NABU Niedersachsen begrüßt die endgültige Zustimmung des Europäischen Rates

17. Juni 2024 - Der Europäische Rat hat heute dem Nature Restoration Law endgültig zugestimmt, wodurch dieses weltweit einzigartige Gesetz zur Wiederherstellung unserer natürlichen Lebensgrundlagen nun Realität wird. Dr. Holger Buschmann, Landesvorsitzender des NABU Niedersachsen, begrüßt diese historische Entscheidung: „Die Mehrheit der EU-Mitgliedstaaten hat - gegen viele Widerstände - ein wichtiges Gesetz verabschiedet. Nur intakte Ökosysteme versorgen uns nachhaltig mit natürlichen Ressourcen. Das ist ein Erfolg für Natur und Demokratie! Es ist erfreulich, dass zumindest dieses Kernstück von von der Leyens Green Deal umgesetzt wurde. Auf diesem Erfolg dürfen wir uns aber nicht ausruhen."

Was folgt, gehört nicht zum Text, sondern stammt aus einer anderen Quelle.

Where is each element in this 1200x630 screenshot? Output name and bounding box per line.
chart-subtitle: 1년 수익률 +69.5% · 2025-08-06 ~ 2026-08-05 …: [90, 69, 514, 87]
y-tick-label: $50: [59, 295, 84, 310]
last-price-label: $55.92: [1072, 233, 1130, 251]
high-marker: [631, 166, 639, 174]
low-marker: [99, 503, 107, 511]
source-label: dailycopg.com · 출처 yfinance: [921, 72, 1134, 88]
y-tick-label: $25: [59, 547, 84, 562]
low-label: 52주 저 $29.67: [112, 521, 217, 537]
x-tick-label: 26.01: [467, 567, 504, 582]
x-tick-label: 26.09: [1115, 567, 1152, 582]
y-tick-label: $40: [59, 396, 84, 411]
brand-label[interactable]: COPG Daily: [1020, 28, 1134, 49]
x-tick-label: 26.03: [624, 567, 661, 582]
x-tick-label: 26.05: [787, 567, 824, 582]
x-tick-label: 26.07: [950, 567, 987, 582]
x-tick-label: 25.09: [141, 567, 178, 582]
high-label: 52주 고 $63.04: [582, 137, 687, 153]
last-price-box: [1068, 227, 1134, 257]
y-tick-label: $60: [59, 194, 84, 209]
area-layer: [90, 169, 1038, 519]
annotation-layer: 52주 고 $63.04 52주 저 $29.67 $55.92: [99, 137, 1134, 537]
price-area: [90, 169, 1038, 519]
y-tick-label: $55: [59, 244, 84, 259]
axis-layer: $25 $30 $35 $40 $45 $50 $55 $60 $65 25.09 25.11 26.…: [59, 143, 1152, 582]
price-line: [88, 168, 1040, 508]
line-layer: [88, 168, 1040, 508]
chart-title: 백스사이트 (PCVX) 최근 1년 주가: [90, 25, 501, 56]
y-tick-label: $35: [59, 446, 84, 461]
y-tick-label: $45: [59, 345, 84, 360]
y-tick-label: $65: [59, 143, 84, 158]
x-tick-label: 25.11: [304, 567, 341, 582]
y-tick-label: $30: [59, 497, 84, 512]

Notwendigkeit einer nationalen Umsetzung

Eine ambitionierte Umsetzung auf nationaler Ebene ist notwendig, damit das Nature Restauration Law in Deutschland ein Erfolg wird. Dr. Buschmann hebt hervor, dass nun auch Niedersachsen in der Pflicht steht, seine Verpflichtungen umzusetzen: „Unser Bundesland muss endlich das EU-Naturschutzrecht einhalten. Die Anforderungen der FFH-Richtlinie müssen erfüllt und die Natura-2000-Gebiete ausgewiesen werden. Deutschland wurde hierfür bereits vom EuGH verurteilt, weshalb dringend Handlungsbedarf besteht. Wir fordern verbindliche, gebietsspezifische Erhaltungs- und Entwicklungsziele für niedersächsische Schutzgebiete, ein aktives Management und ein transparentes Monitoring. Nur so kann der Schutz unserer Lebensräume und Arten regional messbar gemacht werden.“

Ausweisung zusätzlicher Schutzgebiete

Der NABU Niedersachsen setzt sich zudem dafür ein, dass weitere ökologisch wertvolle Flächen als Schutzgebiete ausgewiesen werden: „Es ist notwendig, mehr Gebiete, die als natürliche CO2-Senken zum Klimaschutz beitragen, zu schützen – darunter Moore, Wälder und Auenlandschaften. Eine bessere Vernetzung dieser Gebiete ist unerlässlich, um die biologische Vielfalt zu sichern und den Klimaschutz voranzutreiben.“

Mit der endgültigen Zustimmung des Nature Restoration Law durch den Europäischen Rat wurde ein bedeutender Schritt für den Naturschutz in Europa und darüber hinaus gemacht. Nun liegt es an den Mitgliedstaaten, diese Vorgaben konsequent umzusetzen und damit die Grundlage für eine nachhaltige und lebenswerte Zukunft zu schaffen. Das heutige Ja zur Wiederherstellung unserer Natur muss auch den frisch gewählten Abgeordneten im Europaparlament nun neuen Aufwind geben.